Van Zant expuso la estrategia de cuatro partes del Proyecto Big Wood: datos, educación, defensa y obras de tierra. Por primera vez en la historia del río, la organización está ahora monitorizando la temperatura del agua, la calidad del agua, los niveles de nutrientes y la distribución de macroinvertebrados en todo el sistema, desde el Área Recreativa Nacional Sawtooth hasta más allá del embalse Magic.
|
|
La artista de Sandpoint Heather Mehra-Pedersen, que creció en Sun Valley, pintó una obra in situ con su espátula, que se subastará para recaudar fondos para el Proyecto Big Wood.
|
|
|
Mediante el uso de LIDAR, imágenes térmicas y fotografía aérea, ha elaborado mapas que nunca antes habían existido para el valle: mapas que muestran la cobertura ribereña, el movimiento de los residuos leñosos, la diversidad de hábitats y la conectividad de la llanura aluvial tramo por tramo.
«Esta información nos ayudará a nosotros, a nuestros socios y a toda la comunidad a comprender cuáles son las prioridades», afirmó Van Zant. «¿Cuáles son las partes del río que más ayuda necesitan? ¿Dónde puede producir los mejores resultados invertir algo de tiempo y dinero?»
|
|
En ese momento, la trucha de Heather Mehra-Pedersen ya estaba casi lista.
|
|
|
El sobrio telón de fondo de la velada fue el agua —o, más bien, su creciente escasez—. En comparación con hace 50 años, el deshielo primaveral del valle alcanza ahora su punto álgido un mes antes. Este año, en todo el oeste, llegó incluso dos semanas antes de ese calendario ya acelerado, lo que sitúa al valle seis semanas por delante de su media histórica.
Si a eso le sumamos lo que Van Zant denominó «el súper mega ultra El Niño que hay ahí fuera en el Pacífico», nadie en la sala necesitaba que le convencieran de que el verano que se avecina podría ser aterrador.
Un cortometraje proyectado durante el evento dio vida a la ciencia. En él, los expertos explicaron que el Big Wood es un sistema dominado por el deshielo y que, dado que las temperaturas más cálidas producen menos capa de nieve y más lluvia en lugar de nieve, el río se enfrenta a un futuro de caudales más bajos y aguas subterráneas reducidas.

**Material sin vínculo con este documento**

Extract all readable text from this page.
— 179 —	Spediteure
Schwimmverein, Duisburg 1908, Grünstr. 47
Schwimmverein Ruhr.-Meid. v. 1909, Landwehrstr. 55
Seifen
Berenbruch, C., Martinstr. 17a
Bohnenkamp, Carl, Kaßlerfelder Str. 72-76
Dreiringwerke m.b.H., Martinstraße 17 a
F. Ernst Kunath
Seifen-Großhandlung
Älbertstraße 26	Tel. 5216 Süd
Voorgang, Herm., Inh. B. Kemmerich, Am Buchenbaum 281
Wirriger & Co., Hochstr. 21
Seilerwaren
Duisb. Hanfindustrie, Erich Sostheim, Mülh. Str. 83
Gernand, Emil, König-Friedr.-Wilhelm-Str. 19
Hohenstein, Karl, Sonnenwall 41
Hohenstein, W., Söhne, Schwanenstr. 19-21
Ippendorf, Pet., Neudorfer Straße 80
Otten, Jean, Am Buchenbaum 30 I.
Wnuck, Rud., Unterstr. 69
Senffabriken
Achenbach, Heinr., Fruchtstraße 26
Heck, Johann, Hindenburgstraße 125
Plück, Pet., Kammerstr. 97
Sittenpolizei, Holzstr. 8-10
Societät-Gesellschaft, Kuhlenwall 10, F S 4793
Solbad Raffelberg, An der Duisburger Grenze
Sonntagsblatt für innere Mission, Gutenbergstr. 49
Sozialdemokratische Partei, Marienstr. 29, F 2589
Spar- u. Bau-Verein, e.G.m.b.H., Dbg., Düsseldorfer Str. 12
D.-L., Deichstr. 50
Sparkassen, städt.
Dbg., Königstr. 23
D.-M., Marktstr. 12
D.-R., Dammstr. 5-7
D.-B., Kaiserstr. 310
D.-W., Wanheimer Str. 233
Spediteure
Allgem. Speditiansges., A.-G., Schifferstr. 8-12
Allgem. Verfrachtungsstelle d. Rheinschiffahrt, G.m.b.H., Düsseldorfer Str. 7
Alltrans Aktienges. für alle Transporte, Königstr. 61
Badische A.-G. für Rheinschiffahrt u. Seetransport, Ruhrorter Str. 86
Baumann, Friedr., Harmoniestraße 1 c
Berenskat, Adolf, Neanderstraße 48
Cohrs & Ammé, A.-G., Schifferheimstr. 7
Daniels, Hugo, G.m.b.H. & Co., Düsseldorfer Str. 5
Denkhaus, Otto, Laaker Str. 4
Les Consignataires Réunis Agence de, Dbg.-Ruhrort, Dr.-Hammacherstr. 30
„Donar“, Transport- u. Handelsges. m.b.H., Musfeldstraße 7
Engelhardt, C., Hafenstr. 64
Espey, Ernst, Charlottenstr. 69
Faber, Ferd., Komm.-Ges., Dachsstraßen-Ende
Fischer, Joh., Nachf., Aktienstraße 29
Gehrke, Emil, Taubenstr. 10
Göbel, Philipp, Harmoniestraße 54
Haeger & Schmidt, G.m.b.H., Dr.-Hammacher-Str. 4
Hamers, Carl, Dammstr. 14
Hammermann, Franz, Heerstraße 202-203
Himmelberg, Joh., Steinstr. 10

La capa de nieve, señalaron, es esencialmente el embalse de almacenamiento de toda la cuenca. Cuando no llega, todo lo que hay río abajo sufre.
El vídeo también presentó al público a los habitantes más pequeños pero más reveladores del río: sus insectos. Los macroinvertebrados —las efímeras, las moscas de piedra y los tricópteros que forman la base de la red trófica acuática— actúan como los canarios en la mina de carbón de la salud del río. Su presencia o ausencia dice a los científicos más sobre el estado del Big Wood que casi cualquier otro indicador. «La desaparición de esos insectos tan sensibles es un indicio de que las cosas están cambiando y de que, potencialmente, vendrán cosas peores», explicó un científico en la película. «Es una señal importante para nosotros como guardianes».
Una mesa redonda reunió a Jean McFall, presidenta e ingeniera principal de RIVHAB Engineering; Jackson Pearl, fundador y director ejecutivo del Salmon Fly Project, y Van Zant.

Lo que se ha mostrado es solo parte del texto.